Eventually, a number of people were indicted for the promotional funds fraud against my corporation. The FBI discovered that in the city of Boston alone, 29 other manufacturers were victimized for at least $1 million each in the previous year. We eventually recovered the $3 million because we were the first to uncover the fraud and we quickly filed a civil complaint. This was an unprecedented recovery rate for such a substantial fraud.
During the audit of the checks, we also found $360,000 embezzled in Detroit as well as hundreds of thousands of dollars in other parts of the country. We recovered most of the stolen money, but there were approximately 300,000 questionable checks that I was unable to process before the statute of limitations ran out on the crime.
In the Birmingham case, the sales manager and sales representative both were charged, given probation, and are paying restitution. In the Boston case, one of the food broker account executives was sentenced to five years and restitution.
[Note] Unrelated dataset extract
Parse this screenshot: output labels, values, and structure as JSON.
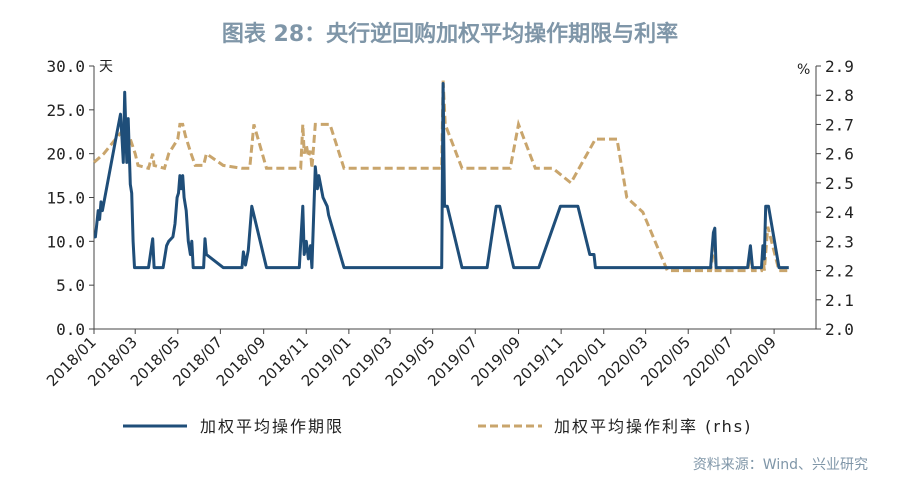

Our audit and investigation team’s next task was to develop internal controls to protect our company from further promotional funds fraud. We established a new payment procedure and other checks and balances. The year after beginning the controls, we saved thousands of dollars and decreased our promotional fund budget by millions. This obviously helped our company become healthier and more productive and strengthened our competitive position. Fraud examiners from other companies heard about our success and sought advice. However, many found that their executives were reluctant to tamper with their almost sacrosanct trade-spending programs. Consequently, business as usual will continue to breed fraud.
In November of 1992, the U.S. Congress passed into law the Sentencing Commission Guidelines. These mandatory guidelines require corporations to account for preventing, investigating, and reporting any occurrence of crime (including promotional funds fraud). Corporation officers are personally liable for not complying.
According to the Association’s "Report to the Nation," organizations lose 6 percent of revenue and $400 billion annually due to occupational fraud and abuse. The average organization loses more than $9 a day per employee to fraud and abuse. All of these dollars are taxable income and represent bottom-line profits.
If a company works on a five-percent profit margin and loses $5,000 to theft, the company will have to sell an additional $100,000 of product to recover the $5,000. However, the original $5,000 will never be replaced.
I was fortunate that I worked for a progressive company. Management was not only interested in the promotional funds problem but was pro-active in applying preventative internal controls. Unfortunately during prosperous times – when businesses are most vulnerable to employee fraud – many corporations are less likely to impose internal controls.
As fraud examiners, corporate security managers, and internal audit directors, it’s our responsibility to educate our managers about such esoteric schemes as promotional funds fraud. The financial health, and possibly the survival, of our corporations depend on it.
Frank A. Pinto, CFE, is the president of Research Services International, LLC, a security consulting company in Monroe, Conn. He is a retired detective division commander of the Norwalk (Conn.) Police Department and past director of corporate internal security for a Fortune 100 company.